What might a solution look like?
Our duty is to advocate for a moral, anti-capitalist economy. This is, of course, not to advocate for the rigid state communism of the Soviet Union. Far from the conservative caricatures of how socialism or communism are restrictive of "freedom," we must understand how we are not as free as we wish to believe under capitalism, and how the "freedom" we enjoy in Western liberal democracies comes at immense cost to people throughout the Global South: both through unethical supply chains and through deadly foreign policy decisions made with the sole purpose of upholding American capitalist supremacy.

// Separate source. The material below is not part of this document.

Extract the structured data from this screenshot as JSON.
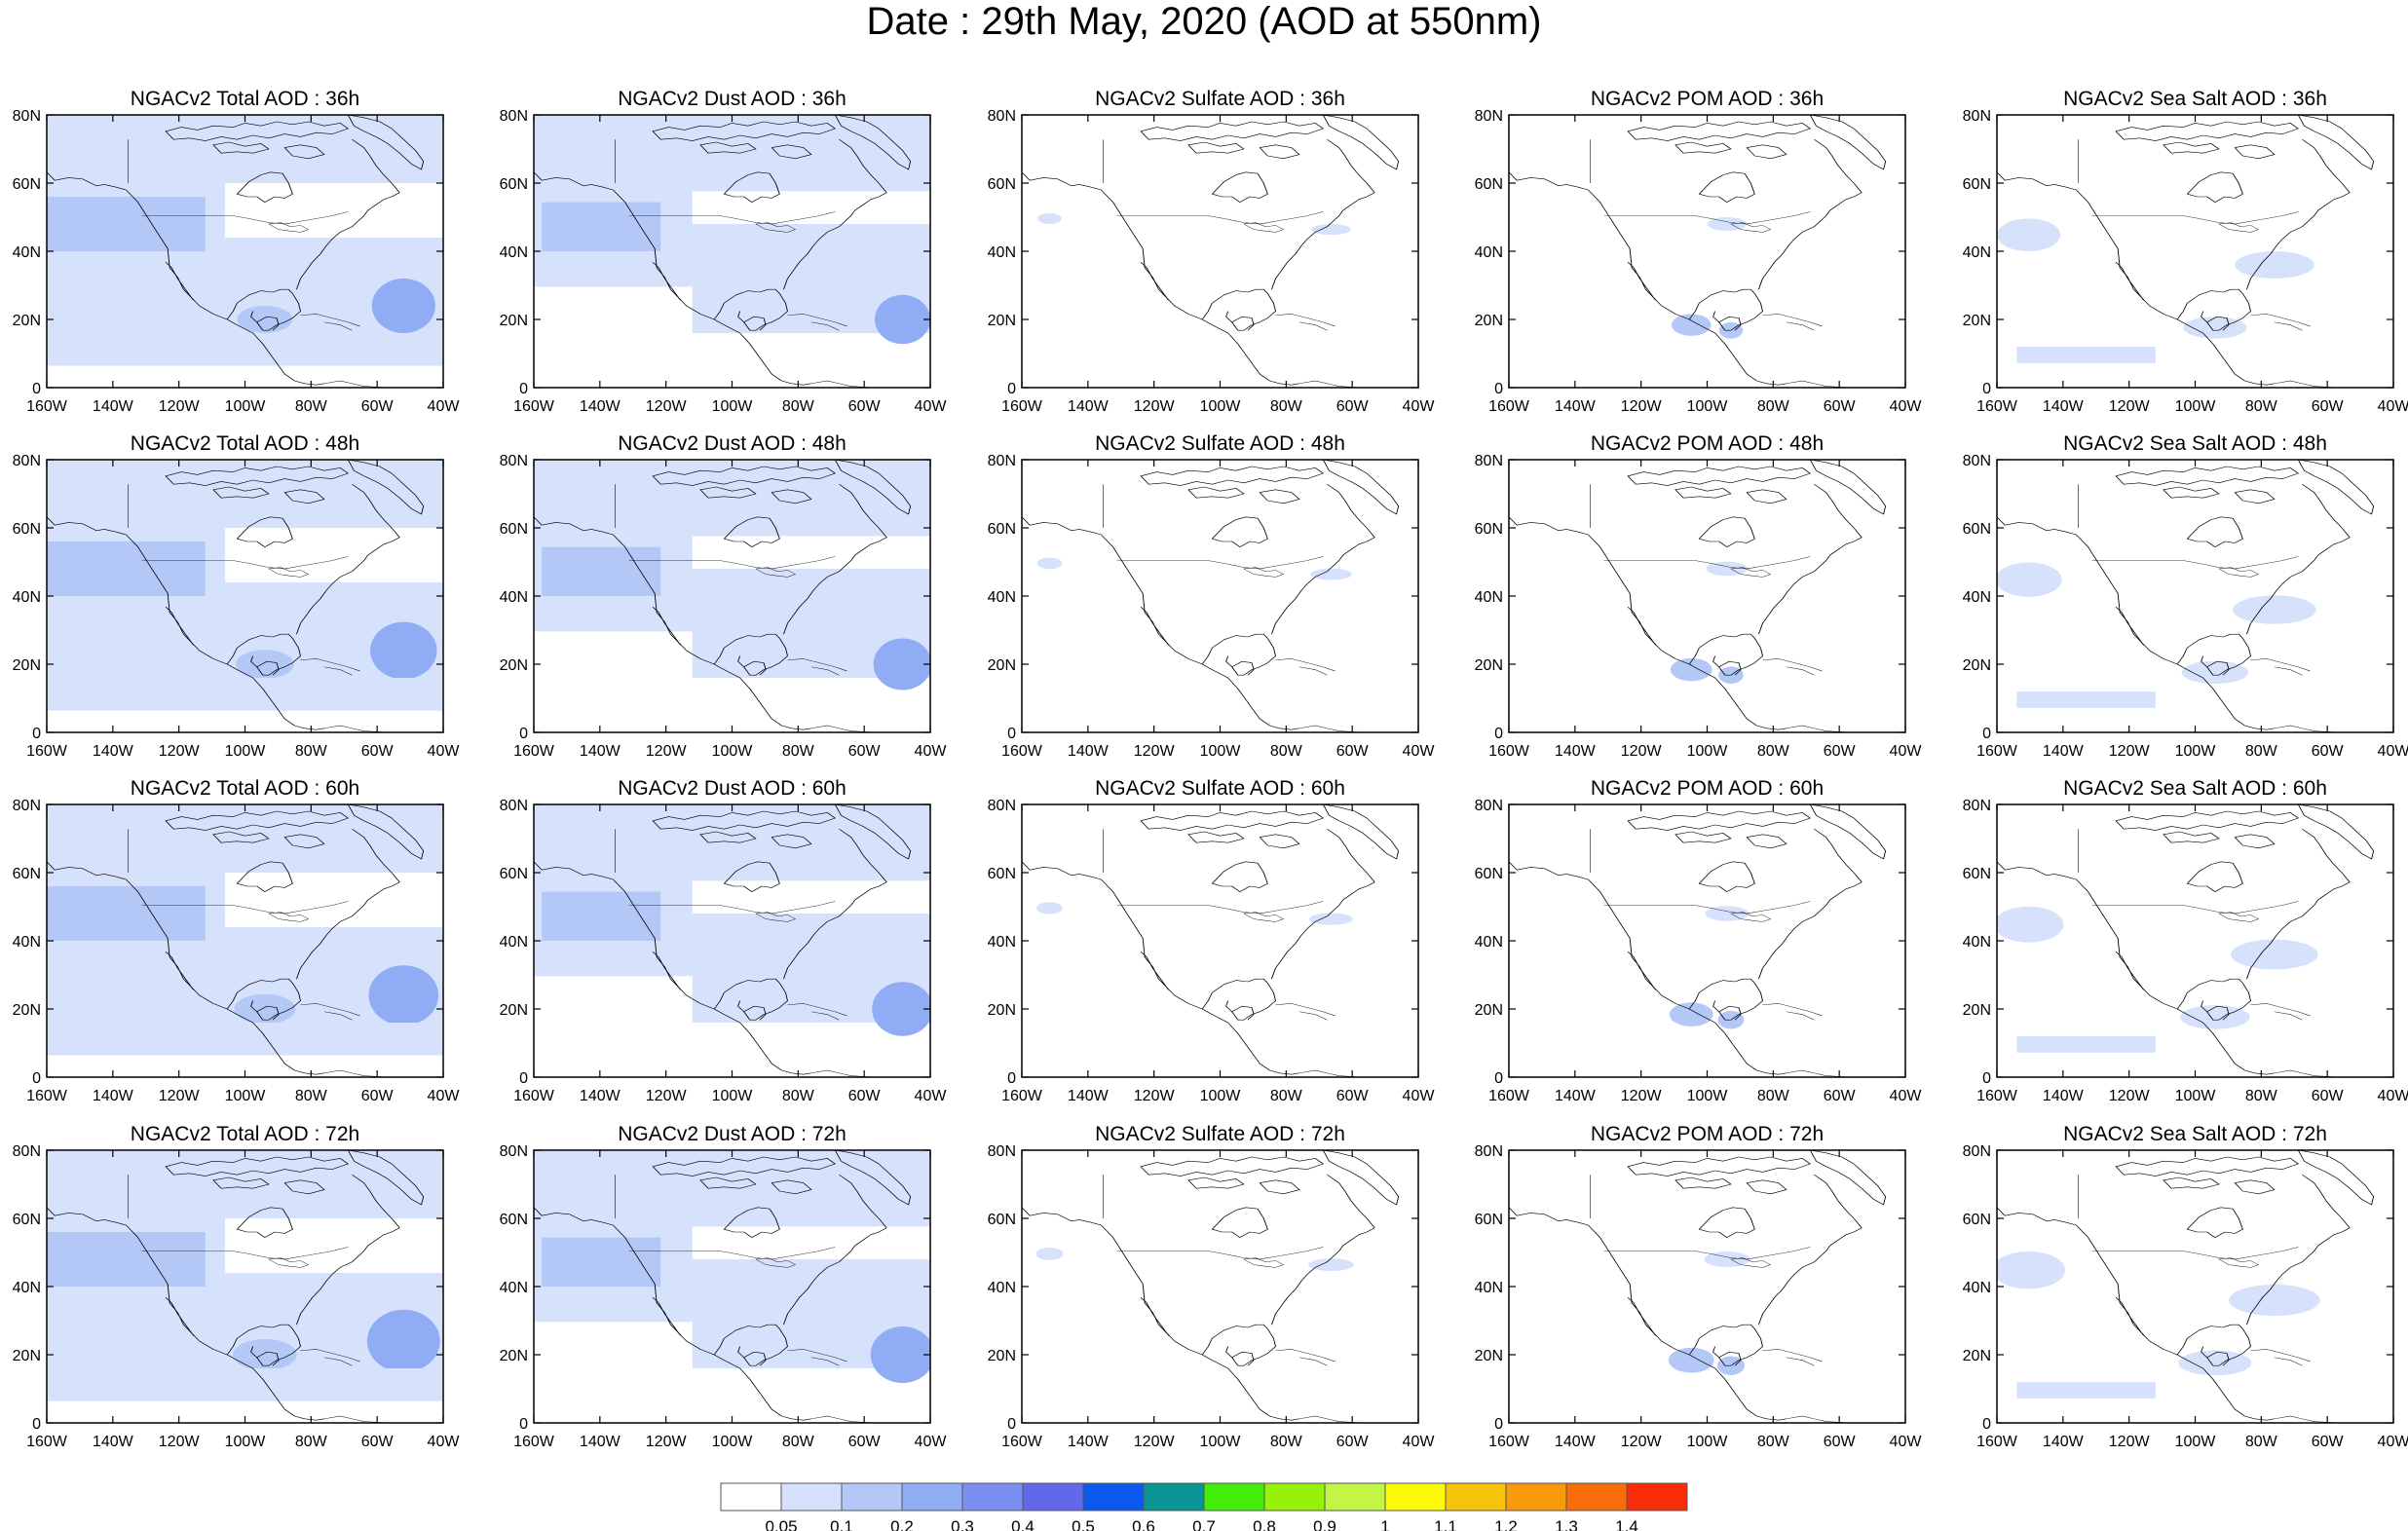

In the short term, we must robustly support union drives, policies that work to raise the minimum wage (if it were to keep up with inflation and productivity, it should actually be $24 or more), and efforts to redistribute the wealth created by production to workers, who are the ones actually creating value.
But we must understand that these reforms are not the solution, but mere stepping stones to a just economy characterized by collective ownership of wealth, workers' self-organization and self-determination, and the sanctity of all forms of life as our sole driving factor.
The earliest Christians, after all, lived communal lifestyles, and in their understanding of the material world as ephemeral, rejected the impulse to own and possess indiscriminately.
"God meant for things to be much easier than we have made them," Dorothy Day once famously wrote. Perhaps through both prayer and action, we might follow their example.